Ashig Ali (عاشق علی, Aşıq Alı, 1801–1911) was one of the representatives of 19th century Azerbaijani ashiq poetry.

== Biography ==
Ashig Ali was born in 1801 in Gizilveng village of Goycha District. In several sources, including the writings of Farman Karimzade, Shamil Asgarov and Ali Amirov, it is mentioned that he is a Kurd. According to Nazir Ahmadli, Ashig Ali was either a Kurdish or an Ayrum by origin. Researcher Mashallah Khudubeyli called these ideas "provocative" and added that Ashıg Ali was originally from Goycha.

He started ashig music at the age of 16-17 and became famous in a short time. He had many students. The most famous of them is Ashig Alasgar, one of the well-known representatives of 19th century Azerbaijani ashig poetry.

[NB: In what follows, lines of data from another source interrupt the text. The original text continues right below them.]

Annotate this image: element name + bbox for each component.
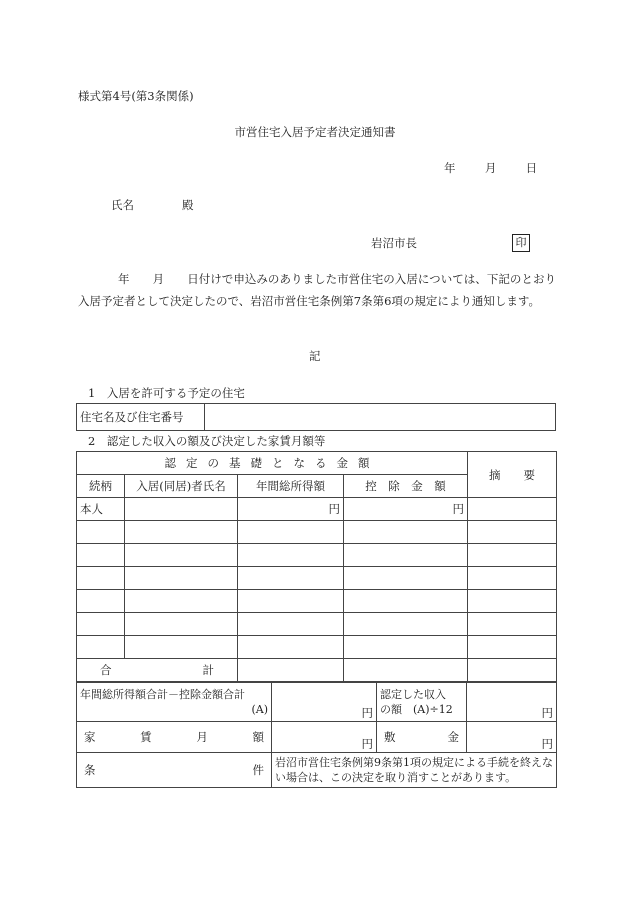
col-relation: 続柄 xyxy=(77,475,125,498)
section1-heading: 1 入居を許可する予定の住宅 xyxy=(88,386,245,400)
date-year: 年 xyxy=(444,161,456,175)
calc-label-line1: 年間総所得額合計－控除金額合計 xyxy=(80,688,245,701)
table-row xyxy=(77,544,557,567)
income-label-line1: 認定した収入 xyxy=(380,688,446,701)
section2-heading: 2 認定した収入の額及び決定した家賃月額等 xyxy=(88,434,326,448)
calc-label-line2: (A) xyxy=(251,703,268,716)
yen-unit: 円 xyxy=(467,722,557,753)
col-deduction: 控 除 金 額 xyxy=(344,475,468,498)
yen-unit: 円 xyxy=(238,498,344,521)
table-row xyxy=(77,613,557,636)
form-number: 様式第4号(第3条関係) xyxy=(78,89,194,103)
table-row xyxy=(77,636,557,659)
date-month: 月 xyxy=(484,161,497,175)
col-annual-income: 年間総所得額 xyxy=(238,475,344,498)
yen-unit: 円 xyxy=(272,683,377,722)
rent-char: 月 xyxy=(196,730,208,744)
rent-table xyxy=(76,682,557,788)
date-line xyxy=(444,160,537,176)
housing-label: 住宅名及び住宅番号 xyxy=(77,404,205,431)
housing-value-cell xyxy=(205,404,556,431)
ki-mark: 記 xyxy=(309,349,321,363)
table-row xyxy=(77,590,557,613)
seal-mark: 印 xyxy=(512,234,530,252)
total-label-left: 合 xyxy=(100,663,112,677)
basis-header: 認定の基礎となる金額 xyxy=(77,452,468,475)
total-label-right: 計 xyxy=(202,663,214,677)
addressee-name-label: 氏名 xyxy=(111,198,134,212)
income-table xyxy=(76,451,557,682)
deposit-char: 敷 xyxy=(384,730,396,744)
table-row xyxy=(77,521,557,544)
yen-unit: 円 xyxy=(467,683,557,722)
row-self-label: 本人 xyxy=(77,498,125,521)
condition-char: 条 xyxy=(84,763,96,777)
housing-table xyxy=(76,403,556,431)
condition-text: 岩沼市営住宅条例第9条第1項の規定による手続を終えない場合は、この決定を取り消すことがあります。 xyxy=(272,753,557,788)
total-row xyxy=(77,659,557,682)
document-title: 市営住宅入居予定者決定通知書 xyxy=(234,125,396,139)
rent-char: 額 xyxy=(252,730,264,744)
rent-char: 賃 xyxy=(140,730,152,744)
addressee-honorific: 殿 xyxy=(182,198,194,212)
table-row xyxy=(77,498,557,521)
body-paragraph: 年 月 日付けで申込みのありました市営住宅の入居については、下記のとおり入居予定者として決定したので、岩沼市営住宅条例第7条第6項の規定により通知します。 xyxy=(78,272,556,308)
remarks-header: 摘 要 xyxy=(468,452,557,498)
yen-unit: 円 xyxy=(272,722,377,753)
yen-unit: 円 xyxy=(344,498,468,521)
deposit-char: 金 xyxy=(447,730,459,744)
rent-char: 家 xyxy=(84,730,96,744)
issuer-title: 岩沼市長 xyxy=(371,236,417,250)
col-occupant-name: 入居(同居)者氏名 xyxy=(125,475,238,498)
date-day: 日 xyxy=(525,161,538,175)
income-label-line2: の額 (A)÷12 xyxy=(380,703,453,716)
table-row xyxy=(77,567,557,590)
condition-char: 件 xyxy=(252,763,264,777)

Ashig Ali wrote poems in such genres as garayli, qoshma, tajnis, divani, and mukhammas. All of Ashig Ali's poems have not yet been published as a collection, but individual poems have been published.

He died in 1911 in the same village where he was born.

== Ashig Ali-210 ==
On February 28, 2011, a jubilee concert dedicated to the 210th anniversary of the birth of Ashig Ali was held at the Heydar Aliyev Palace under the joint organization of the Ministry of Culture and Tourism of the Republic of Azerbaijan and the Azerbaijan Ashiqs Union.